Pahlawan, Selebriti dan Pilkada
Bandung - Bulan Nopember ini, ada sebuah kajian menarik yang menggelitik tangan saya untuk bermain di atas keyboard lapthop guna merangkai kata menjadi sebuah kalimat dan kalimat menjadi sebuah paragraf. Beberapa Fakta menarik di bulan ini, antara lain: 1) tanggal 1 khususnya umat Katolik merayakan misa Jumat pertama setiap awal bulan. Sedangkan tanggal 2 memperingati hari raya orang beriman, yang lebih dikenal dengan “Misa Arwah”, umat Katolik di seluruh dunia merayakan misa untuk mendoakan arwah orang-orang yang telah meninggal dunia, baik di Gereja maupun di komplek pemakaman; 2) tanggal 10 diperingati sebagai hari pahlawan untuk mengenang jasa para pahlawan yang telah gugur dalam pertempuran hebat di Surabaya guna mengusir penjajah sekutu dan NICA yang akan kembali menjajah Indonesia; 3) tanggal 27 merupakan pelaksanaan Pilkada serentak untuk memilih Gubernur, Bupati/Wali kota di seluruh tanah air.

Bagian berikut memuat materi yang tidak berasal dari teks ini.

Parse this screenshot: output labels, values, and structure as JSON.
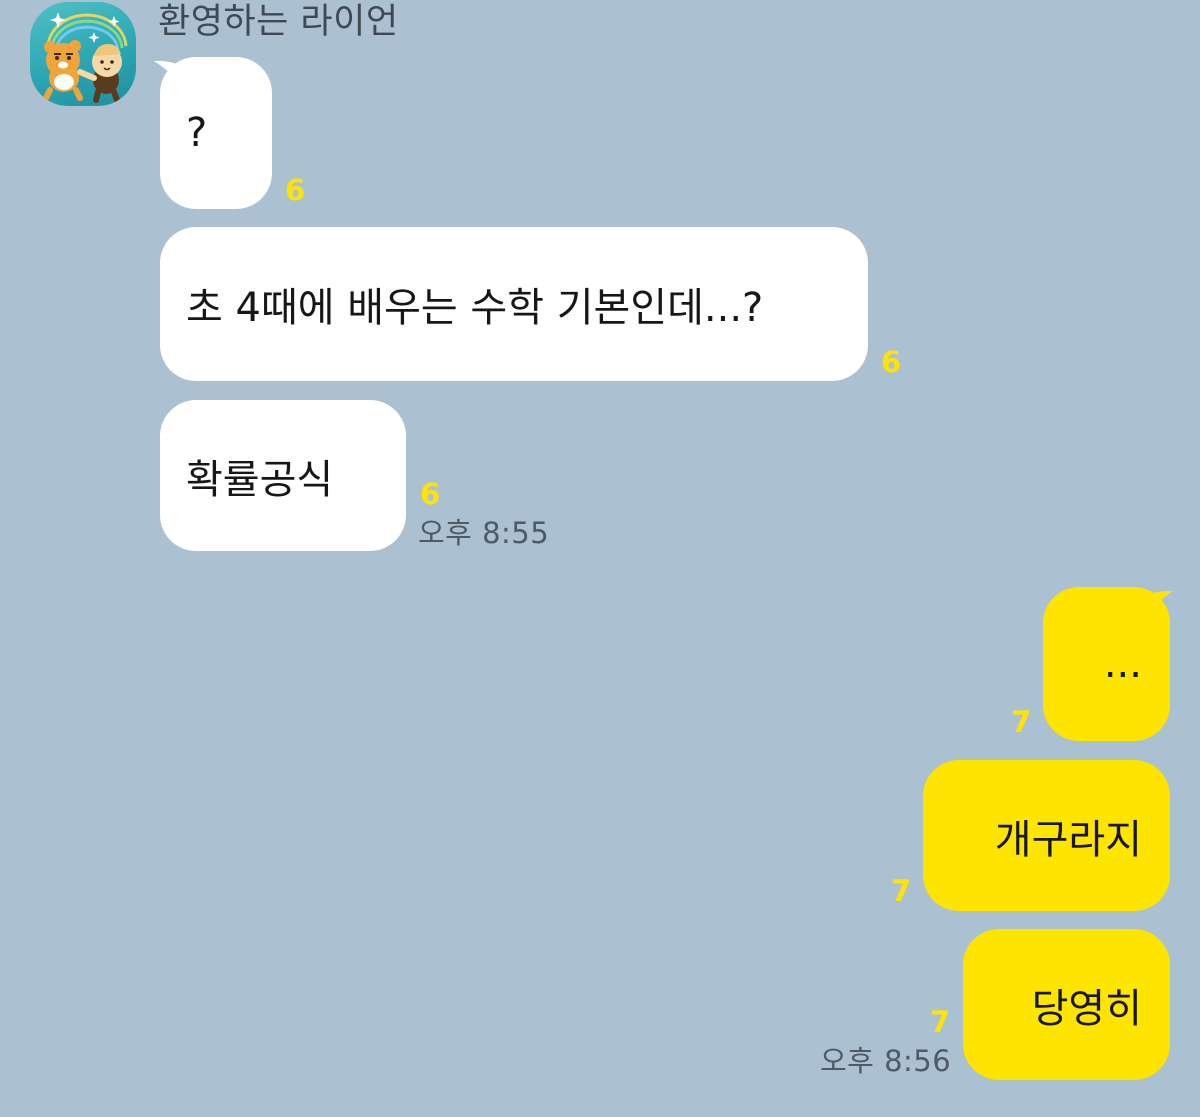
{
  "chat": {
    "sender_name": "환영하는 라이언",
    "incoming": [
      {
        "text": "?",
        "unread": "6"
      },
      {
        "text": "초 4때에 배우는 수학 기본인데...?",
        "unread": "6"
      },
      {
        "text": "확률공식",
        "unread": "6",
        "time": "오후 8:55"
      }
    ],
    "outgoing": [
      {
        "text": "...",
        "unread": "7"
      },
      {
        "text": "개구라지",
        "unread": "7"
      },
      {
        "text": "당영히",
        "unread": "7",
        "time": "오후 8:56"
      }
    ]
  },
  "icons": {
    "avatar": "ryan-character-avatar-icon"
  },
  "colors": {
    "chat_background": "#abc1d1",
    "incoming_bubble": "#ffffff",
    "outgoing_bubble": "#fee500",
    "unread_count": "#fee500",
    "timestamp": "#4e5a66"
  }
}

Meminjam istilah Profesor Karim Suryadi, bahwa pahlawan, selebriti maupun pemilu adalah orang-orang yang ada didalamnya diasumksikan sebagai kaum intelektual. Individu maupun kelompok yang dianggap berjasa terhadap kemajuan bangsa dan negara seringkali disebut sebagai pahlawan. Hal ini dapat ditelurusi dari asal kata pahlawan itu sendiri yakni orang yang menonjol karena keberanian dan pengorbanannya dalam membela kebenaran. Pahlawan juga dapat diartikan sebagai orang ataupun kelompok orang yang berjuang dengan gagah berani untuk membela kebenaran dalam rangka menegakkan perdamaian dan keadilan dalam kehidupan bermasyarakat, berbangsa dan bernegara.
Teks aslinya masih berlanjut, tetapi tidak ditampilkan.